Hudgins noted that Washington "made this pronouncement 230 years ago -- about a year before a treaty was signed."
Retired Lt. Col. Joseph C. Barto III, founder and president of TMG, Inc., Hampton, outlined the Virginia Values Veterans program to the participants. It encourages smaller businesses to hire veterans, National Guardsmen and Reservists.
"V3 helps make Virginia a model of economic development by creating a Commonwealth-wide approach to leverage proven men and women in its workforce and reduce veteran unemployment," said Barto who is a West Point graduate and deployed in Operation Desert Shield and Storm. While there, he was chief of operations for the 24th Infantry Division (about 25,000 Soldiers).
"We're about educating employers about veterans. It's an economic development issue -- a public and private partnership," said Barto.
He said that since July 2012, V3 has received commitments from 110 Virginia employers to focus on hiring veterans. These businesses with less than 1,000 employees have pledged to fill 4,111 jobs. As of Aug. 19, the companies have hired 2,579 veterans.
"There are about 1 million manufacturing jobs in Virginia and veterans could fill a large number of these. Our target is 40,000 veterans hired and retained for one year," Barto said.
In Virginia, there are 150,000 employers with 1,000 or fewer employees.
Another key goal is to get 1-out-of-3 of all these employers to hire and retain veterans, he said.
"We have many 'sleeper agents' out there who have helped their businesses become veteran friendly and veteran strong," Barto said. "I urge you to become an expert in something -- that's the way to get into a business. This is the first time in your life that you get to pick your boss," which drew applause and laughter from the group.
"There are thousands of opportunities in the private sector, but you want just one job. We want six employers competing to hire a veteran due to their comprehensive skills and training," he continued.
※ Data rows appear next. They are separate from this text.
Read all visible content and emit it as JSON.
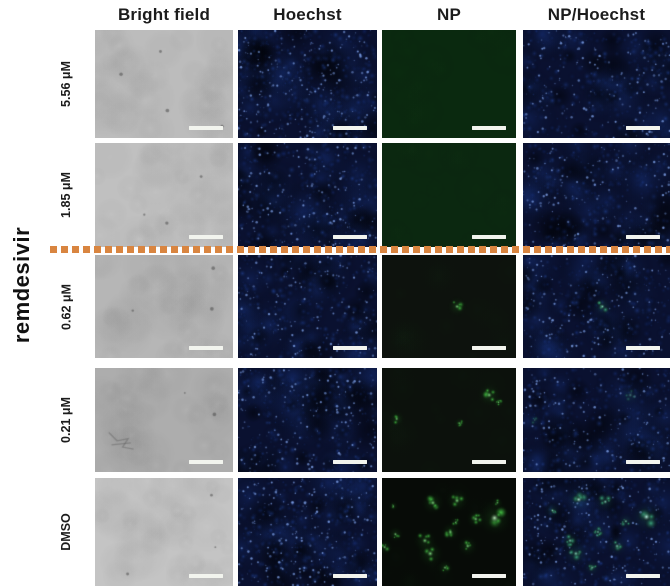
{
  "figure": {
    "column_headers": [
      "Bright field",
      "Hoechst",
      "NP",
      "NP/Hoechst"
    ],
    "group_label": "remdesivir",
    "row_labels": [
      "5.56 μM",
      "1.85 μM",
      "0.62 μM",
      "0.21 μM",
      "DMSO"
    ],
    "divider": {
      "description": "orange dotted line separating 1.85 uM and 0.62 uM rows",
      "color": "#d98540"
    },
    "scale_bar_color": "#f2f4ee",
    "rows": [
      {
        "label": "5.56 μM",
        "panels": [
          {
            "type": "brightfield",
            "base": "#bcbcbc",
            "specks": 4,
            "scale_bar": true
          },
          {
            "type": "hoechst",
            "base": "#0a1130",
            "variant": "dense",
            "scale_bar": true
          },
          {
            "type": "np",
            "base": "#0a290f",
            "spots": [],
            "scale_bar": true
          },
          {
            "type": "np_hoechst",
            "base": "#0a1130",
            "spots": [],
            "scale_bar": true
          }
        ]
      },
      {
        "label": "1.85 μM",
        "panels": [
          {
            "type": "brightfield",
            "base": "#c0c0c0",
            "specks": 3,
            "scale_bar": true
          },
          {
            "type": "hoechst",
            "base": "#0a1130",
            "scale_bar": true
          },
          {
            "type": "np",
            "base": "#0b2810",
            "spots": [],
            "scale_bar": true
          },
          {
            "type": "np_hoechst",
            "base": "#0a1130",
            "spots": [],
            "scale_bar": true
          }
        ]
      },
      {
        "label": "0.62 μM",
        "panels": [
          {
            "type": "brightfield",
            "base": "#b6b6b6",
            "specks": 3,
            "scale_bar": true
          },
          {
            "type": "hoechst",
            "base": "#0a1130",
            "scale_bar": true
          },
          {
            "type": "np",
            "base": "#0d120d",
            "spots": [
              {
                "x": 56,
                "y": 50,
                "r": 5
              }
            ],
            "scale_bar": true
          },
          {
            "type": "np_hoechst",
            "base": "#0a1130",
            "spots": [
              {
                "x": 54,
                "y": 50,
                "r": 5
              }
            ],
            "scale_bar": true
          }
        ]
      },
      {
        "label": "0.21 μM",
        "panels": [
          {
            "type": "brightfield",
            "base": "#adadad",
            "specks": 2,
            "scribble": true,
            "scale_bar": true
          },
          {
            "type": "hoechst",
            "base": "#0a1130",
            "variant": "voids",
            "scale_bar": true
          },
          {
            "type": "np",
            "base": "#0c110c",
            "spots": [
              {
                "x": 80,
                "y": 26,
                "r": 6
              },
              {
                "x": 87,
                "y": 33,
                "r": 3
              },
              {
                "x": 11,
                "y": 49,
                "r": 4
              },
              {
                "x": 58,
                "y": 53,
                "r": 3
              }
            ],
            "scale_bar": true
          },
          {
            "type": "np_hoechst",
            "base": "#0a1130",
            "spots": [
              {
                "x": 73,
                "y": 26,
                "r": 5,
                "faint": true
              },
              {
                "x": 8,
                "y": 50,
                "r": 3,
                "faint": true
              }
            ],
            "scale_bar": true
          }
        ]
      },
      {
        "label": "DMSO",
        "panels": [
          {
            "type": "brightfield",
            "base": "#c4c4c4",
            "specks": 3,
            "scale_bar": true
          },
          {
            "type": "hoechst",
            "base": "#0a1130",
            "variant": "dense",
            "scale_bar": true
          },
          {
            "type": "np",
            "base": "#070b07",
            "spots": [
              {
                "x": 8.5,
                "y": 26,
                "r": 2.5
              },
              {
                "x": 38,
                "y": 23,
                "r": 6
              },
              {
                "x": 56,
                "y": 21,
                "r": 6
              },
              {
                "x": 86,
                "y": 23,
                "r": 3
              },
              {
                "x": 84,
                "y": 37,
                "r": 9,
                "bright": true
              },
              {
                "x": 70,
                "y": 38,
                "r": 5
              },
              {
                "x": 55,
                "y": 41,
                "r": 3
              },
              {
                "x": 10,
                "y": 52,
                "r": 4
              },
              {
                "x": 2,
                "y": 64,
                "r": 4
              },
              {
                "x": 32,
                "y": 58,
                "r": 6
              },
              {
                "x": 51,
                "y": 50,
                "r": 5
              },
              {
                "x": 36,
                "y": 70,
                "r": 7
              },
              {
                "x": 64,
                "y": 63,
                "r": 5
              },
              {
                "x": 47,
                "y": 83,
                "r": 4
              }
            ],
            "scale_bar": true
          },
          {
            "type": "np_hoechst",
            "base": "#0a1130",
            "spots": [
              {
                "x": 38,
                "y": 20,
                "r": 6,
                "bright": true
              },
              {
                "x": 56,
                "y": 22,
                "r": 5
              },
              {
                "x": 84,
                "y": 36,
                "r": 8,
                "bright": true
              },
              {
                "x": 70,
                "y": 40,
                "r": 4
              },
              {
                "x": 32,
                "y": 58,
                "r": 5
              },
              {
                "x": 51,
                "y": 50,
                "r": 4
              },
              {
                "x": 36,
                "y": 70,
                "r": 6
              },
              {
                "x": 64,
                "y": 63,
                "r": 5
              },
              {
                "x": 20,
                "y": 30,
                "r": 4
              },
              {
                "x": 47,
                "y": 83,
                "r": 4
              }
            ],
            "scale_bar": true
          }
        ]
      }
    ]
  }
}
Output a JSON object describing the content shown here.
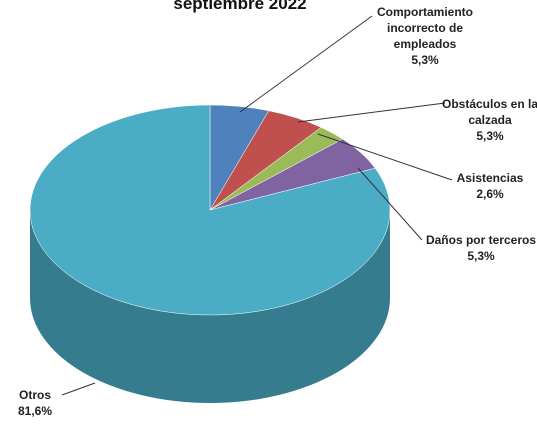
{
  "chart_data": {
    "type": "pie",
    "title": "septiembre 2022",
    "categories": [
      "Comportamiento incorrecto de empleados",
      "Obstáculos en la calzada",
      "Asistencias",
      "Daños por terceros",
      "Otros"
    ],
    "values": [
      5.3,
      5.3,
      2.6,
      5.3,
      81.6
    ],
    "value_labels": [
      "5,3%",
      "5,3%",
      "2,6%",
      "5,3%",
      "81,6%"
    ],
    "colors": [
      "#4f81bd",
      "#c0504d",
      "#9bbb59",
      "#8064a2",
      "#4bacc6"
    ]
  }
}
In addition to participating in the leader development training, the Soldiers toured the memorial in four groups led by docents, who are retired Army Soldiers and Marines. The memorial is the Commonwealth of Virginia's monument to honor the memory of Virginia's men and women who demonstrated a willingness to serve and fight.
The one-hour tour included all exhibits and viewing several oral history films that tell the stories of men and women who served in many wars and a near virtual reality film.
They also had time to reflect in the Shrine of Memory, which has nearly 12,000 names of Virginians who died in conflict engraved on the glass and stone walls.